Solr Collection vs Cores
From the SolrCloud Documentation
Collection: A single search index.
Shard: A logical section of a single collection (also called Slice). Sometimes people will talk about "Shard" in a physical sense (a manifestation of a logical shard)
Replica: A physical manifestation of a logical Shard, implemented as a single Lucene index on a SolrCore
Leader: One Replica of every Shard will be designated as a Leader to coordinate indexing for that Shard
SolrCore: Encapsulates a single physical index. One or more make up logical shards (or slices) which make up a collection.
Node: A single instance of Solr. A single Solr instance can have multiple SolrCores that can be part of any number of collections.
Cluster: All of the nodes you are using to host SolrCores.
So basically a Collection (Logical group) has multiple cores (physical indexes).
Also, check the discussion
Core
In Solr, a core
is composed of a set of configuration files, Lucene index files, and Solr’s
transaction log.
a Solr core is a uniquely named, managed, and configured index running in a Solr server; a Solr server can host one or more cores. A core is typically used to separate documents that have different schemas
collection
Solr also uses the term collection
, which only has meaning in the context
of a Solr cluster in which a single index is distributed across multiple servers.
SolrCloud introduces the concept of a collection
, which extends the concept of a uniquely
named, managed, and configured index to one that is split into shards and distributed
across multiple servers.
As per my understanding:
In distributed search,
Collection is a logical index spread across multiple servers. Core is that part of server which runs one collection.
In non-distributed search,
Single server running the Solr can have multiple collections and each of those collection is also a core.
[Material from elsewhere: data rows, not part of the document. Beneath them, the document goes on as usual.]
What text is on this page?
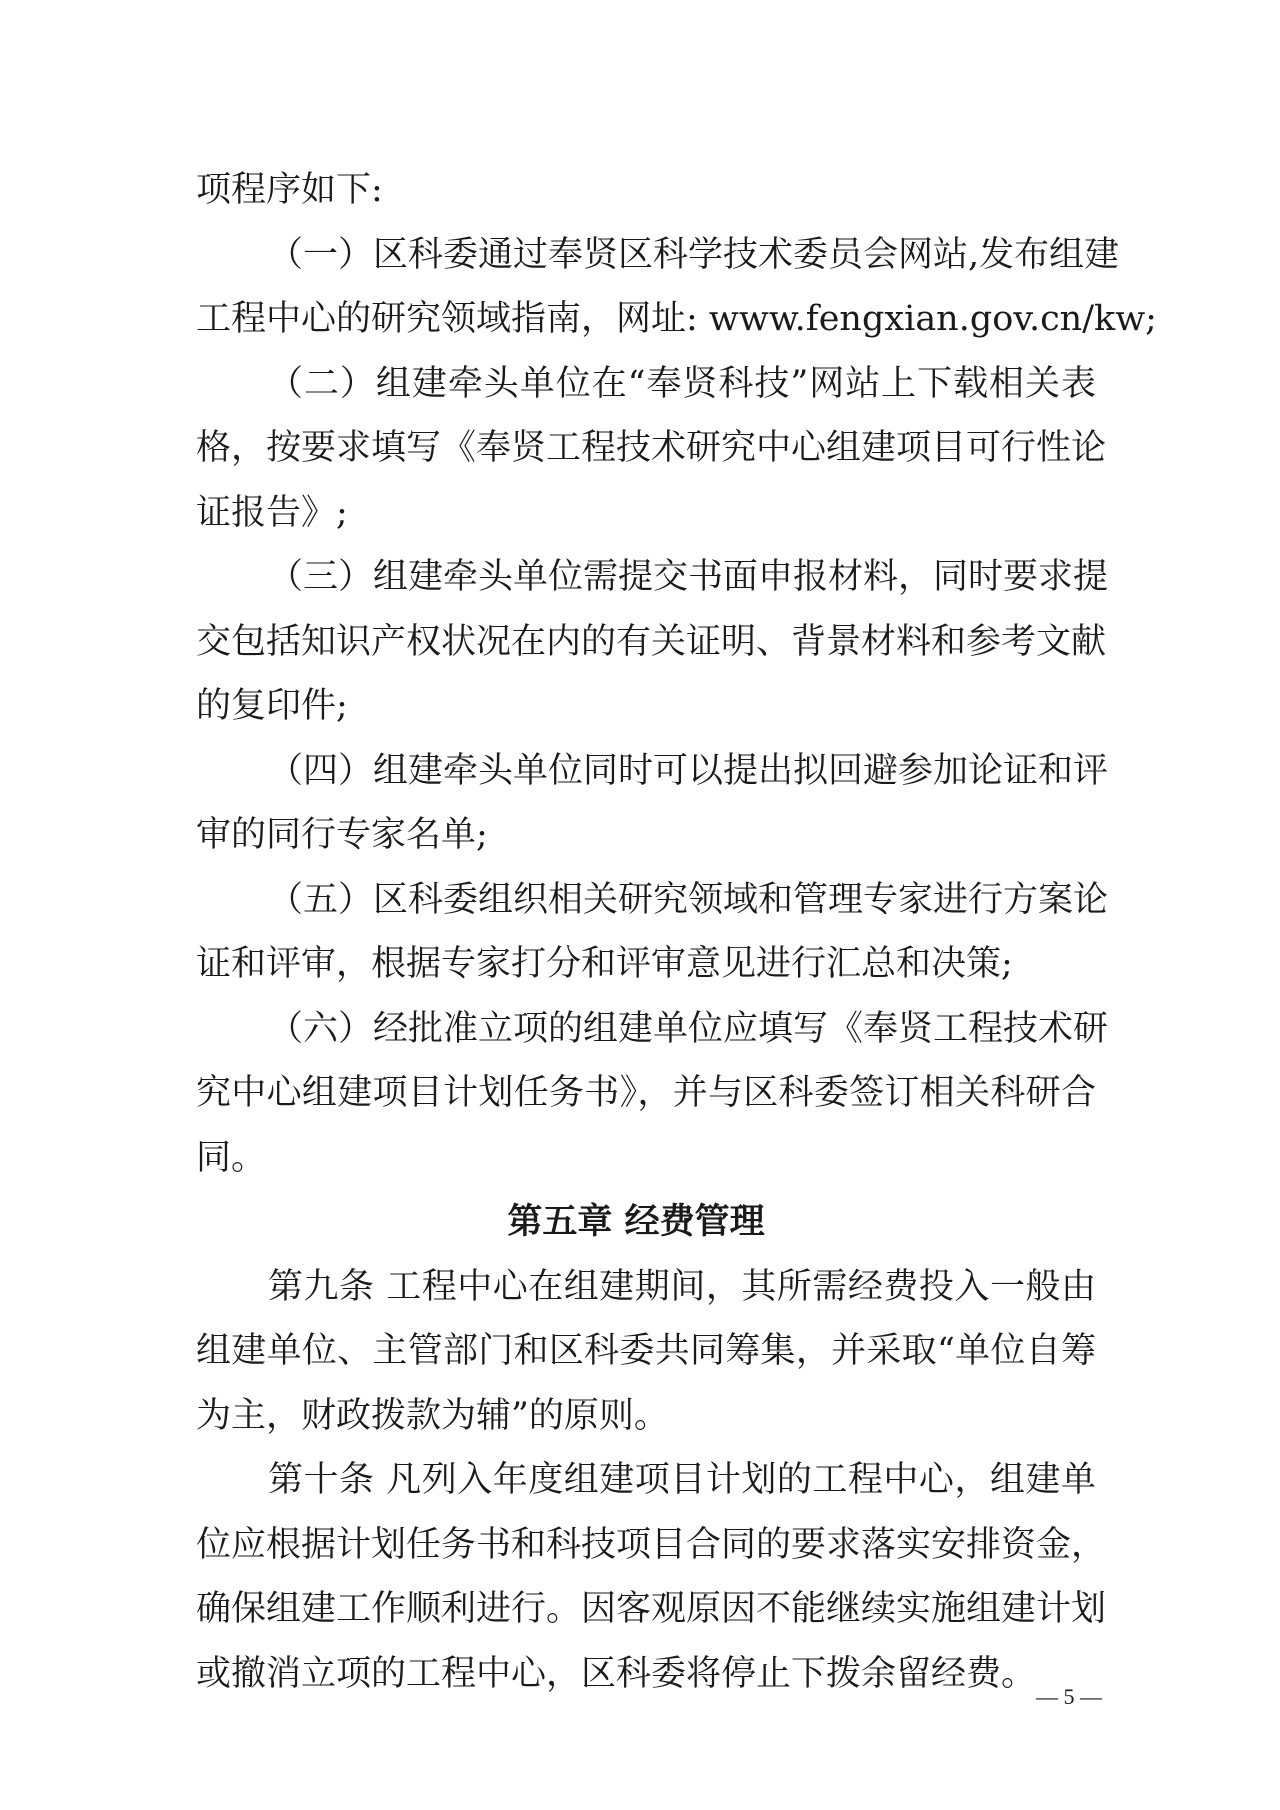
项程序如下:

（一）区科委通过奉贤区科学技术委员会网站,发布组建

工程中心的研究领域指南，网址: www.fengxian.gov.cn/kw;

（二）组建牵头单位在“奉贤科技”网站上下载相关表

格，按要求填写《奉贤工程技术研究中心组建项目可行性论

证报告》;

（三）组建牵头单位需提交书面申报材料，同时要求提

交包括知识产权状况在内的有关证明、背景材料和参考文献

的复印件;

（四）组建牵头单位同时可以提出拟回避参加论证和评

审的同行专家名单;

（五）区科委组织相关研究领域和管理专家进行方案论

证和评审，根据专家打分和评审意见进行汇总和决策;

（六）经批准立项的组建单位应填写《奉贤工程技术研

究中心组建项目计划任务书》，并与区科委签订相关科研合

同。

第五章 经费管理

第九条 工程中心在组建期间，其所需经费投入一般由

组建单位、主管部门和区科委共同筹集，并采取“单位自筹

为主，财政拨款为辅”的原则。

第十条 凡列入年度组建项目计划的工程中心，组建单

位应根据计划任务书和科技项目合同的要求落实安排资金，

确保组建工作顺利进行。因客观原因不能继续实施组建计划

或撤消立项的工程中心，区科委将停止下拨余留经费。

— 5 —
So collection and core are same if search is not distributed.
Summary
- Collection per server is called a core.
- Collection is same as an index.
- One Solr server can have many cores.
- Collection is a logical index (Example usage for multiple collections: Say two teams in same group are not big enough to justify a full Solr server of their own. But they also do not want to mix their data in a single index. They can then create separate collections/indexes which will keep their data separate).
- Its better to use a separate Solr Cloud rather than create collections if the data for a collection is big enough (not sure, comments please?)
Single instance
On a single instance, Solr has something called a SolrCore that is essentially a single index. If you want multiple indexes, you create multiple SolrCores.
Solr Cloud
With SolrCloud, a single index can span multiple Solr instances. This means that a single index can be made up of multiple SolrCore's on different machines. We call all of these SolrCores that make up one logical index a collection.
A collection is a essentially a single index that spans many SolrCore's, both for index scaling as well as redundancy. If you wanted to move your 2 SolrCore Solr setup to SolrCloud, you would have 2 collections, each made up of multiple individual SolrCores.
From Solr Wiki:
Collections are made up of one or more shards. Shards have one or more replicas. Each replica is a core. A single collection represents a single logical index.